Rick Bragg’s memoirs of home and childhood are related but not linear. They sufficiently connect so that readers could start with the newest book, The Prince of Frogtown, then move on to one of the others. Rick Bragg already has many fans in our community. Even now, more than 10 years after its publication, Shoutin’ still garners a waiting list at KPL.
Here’s what readers can look forward to:
With colorful language and emotional honesty, Rick Bragg recounts a turbulent and poverty-stricken childhood in rural Alabama that gave rise to a career in journalism and a Pulitzer Prize for reporting. His book is a sensitive but never self-pitying look at the fruits of his alcoholic father’s abuse and abandonment of the family, and at his mother, who bore the brunt of the pain.

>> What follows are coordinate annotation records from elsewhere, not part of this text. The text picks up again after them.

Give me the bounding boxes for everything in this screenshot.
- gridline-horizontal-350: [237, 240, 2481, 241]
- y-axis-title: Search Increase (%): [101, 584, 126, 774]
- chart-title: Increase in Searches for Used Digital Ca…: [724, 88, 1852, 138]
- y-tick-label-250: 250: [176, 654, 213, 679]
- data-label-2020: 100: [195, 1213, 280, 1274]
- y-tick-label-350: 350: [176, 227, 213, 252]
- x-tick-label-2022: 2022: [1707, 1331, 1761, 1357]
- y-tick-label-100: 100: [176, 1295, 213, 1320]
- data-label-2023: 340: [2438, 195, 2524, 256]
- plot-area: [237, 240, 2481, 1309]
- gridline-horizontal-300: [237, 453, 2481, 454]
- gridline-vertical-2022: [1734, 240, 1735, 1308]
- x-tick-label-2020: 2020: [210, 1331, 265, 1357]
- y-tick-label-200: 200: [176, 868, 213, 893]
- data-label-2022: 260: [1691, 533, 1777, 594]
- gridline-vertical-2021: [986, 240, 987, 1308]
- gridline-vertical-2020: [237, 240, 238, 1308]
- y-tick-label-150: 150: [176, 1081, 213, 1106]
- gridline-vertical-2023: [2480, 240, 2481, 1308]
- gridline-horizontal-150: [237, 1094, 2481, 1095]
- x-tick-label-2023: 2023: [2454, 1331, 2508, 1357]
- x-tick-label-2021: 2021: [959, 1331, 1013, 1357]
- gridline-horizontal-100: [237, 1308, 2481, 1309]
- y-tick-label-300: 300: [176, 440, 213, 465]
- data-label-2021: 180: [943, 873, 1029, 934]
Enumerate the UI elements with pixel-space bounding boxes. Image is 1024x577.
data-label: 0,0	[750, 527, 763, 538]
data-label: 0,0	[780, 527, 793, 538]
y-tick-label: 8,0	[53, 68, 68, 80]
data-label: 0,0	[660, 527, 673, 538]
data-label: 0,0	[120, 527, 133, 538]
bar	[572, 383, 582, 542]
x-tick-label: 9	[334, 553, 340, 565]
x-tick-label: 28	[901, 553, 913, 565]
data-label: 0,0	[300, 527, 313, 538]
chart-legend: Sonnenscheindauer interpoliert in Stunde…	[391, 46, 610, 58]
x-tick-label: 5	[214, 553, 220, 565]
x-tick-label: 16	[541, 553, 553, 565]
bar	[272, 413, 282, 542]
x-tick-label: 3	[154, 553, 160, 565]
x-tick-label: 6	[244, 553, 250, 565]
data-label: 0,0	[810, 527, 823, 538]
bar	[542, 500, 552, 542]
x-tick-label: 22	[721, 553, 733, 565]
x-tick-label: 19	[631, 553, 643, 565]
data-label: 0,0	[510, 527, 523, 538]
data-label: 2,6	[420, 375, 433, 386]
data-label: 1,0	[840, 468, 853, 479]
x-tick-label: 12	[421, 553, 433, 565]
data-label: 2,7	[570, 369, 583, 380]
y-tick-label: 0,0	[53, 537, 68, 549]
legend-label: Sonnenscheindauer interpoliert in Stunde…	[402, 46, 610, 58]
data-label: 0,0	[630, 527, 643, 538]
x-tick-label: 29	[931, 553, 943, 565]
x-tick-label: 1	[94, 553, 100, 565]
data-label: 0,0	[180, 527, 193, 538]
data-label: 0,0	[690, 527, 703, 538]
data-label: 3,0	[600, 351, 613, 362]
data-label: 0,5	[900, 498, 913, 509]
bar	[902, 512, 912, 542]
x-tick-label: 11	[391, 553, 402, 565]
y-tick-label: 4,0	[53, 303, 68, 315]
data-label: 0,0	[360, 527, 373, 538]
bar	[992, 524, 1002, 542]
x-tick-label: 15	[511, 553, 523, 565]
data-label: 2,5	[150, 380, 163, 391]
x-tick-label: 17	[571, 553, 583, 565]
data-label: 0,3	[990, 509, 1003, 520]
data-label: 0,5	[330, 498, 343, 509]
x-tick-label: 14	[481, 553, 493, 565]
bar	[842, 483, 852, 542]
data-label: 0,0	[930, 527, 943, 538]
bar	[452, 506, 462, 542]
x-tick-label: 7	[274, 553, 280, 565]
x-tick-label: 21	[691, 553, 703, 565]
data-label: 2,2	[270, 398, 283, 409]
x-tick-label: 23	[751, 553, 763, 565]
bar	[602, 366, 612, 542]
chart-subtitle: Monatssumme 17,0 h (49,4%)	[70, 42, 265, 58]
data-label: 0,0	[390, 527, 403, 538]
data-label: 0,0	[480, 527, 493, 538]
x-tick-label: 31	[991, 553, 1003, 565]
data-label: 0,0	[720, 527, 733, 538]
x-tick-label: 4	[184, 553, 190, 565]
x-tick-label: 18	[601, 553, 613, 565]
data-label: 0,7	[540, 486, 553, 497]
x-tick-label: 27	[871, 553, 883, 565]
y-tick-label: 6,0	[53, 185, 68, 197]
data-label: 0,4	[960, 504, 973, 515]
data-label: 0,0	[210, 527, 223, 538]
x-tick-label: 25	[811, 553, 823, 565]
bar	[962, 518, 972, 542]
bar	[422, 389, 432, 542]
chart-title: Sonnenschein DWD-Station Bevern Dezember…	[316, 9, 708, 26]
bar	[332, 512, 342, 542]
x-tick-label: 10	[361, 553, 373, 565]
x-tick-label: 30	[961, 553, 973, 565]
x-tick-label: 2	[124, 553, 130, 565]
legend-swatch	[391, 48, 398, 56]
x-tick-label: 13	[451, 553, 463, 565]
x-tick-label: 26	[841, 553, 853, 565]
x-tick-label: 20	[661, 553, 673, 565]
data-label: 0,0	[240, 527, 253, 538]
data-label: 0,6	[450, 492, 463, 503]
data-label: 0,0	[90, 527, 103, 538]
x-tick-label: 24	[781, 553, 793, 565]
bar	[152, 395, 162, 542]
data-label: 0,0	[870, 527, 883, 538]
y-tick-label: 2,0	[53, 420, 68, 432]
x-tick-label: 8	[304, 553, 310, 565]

Bragg celebrates his mama’s daddy, Charlie Bundrum, a heroic figure whose life was symbolic of a people and way of life nearly gone today from the Southern landscape. An ode to his grandfather, but also a study of the history and culture of the rural South, richly seasoned with all-but-forgotten lore and language.
This completes the cycle of Rick Bragg’s stories about his childhood. Bragg was convinced the last thing he wanted was to become a father. Now married and suddenly stepfather to a young boy, Bragg looks back to move forward. Through conversations with people who knew Bragg’s father, he builds a picture of who Charles Bragg really was, searching for shreds of goodness in him. Stories about his father alternate with chapters about the developing relationship with his stepson.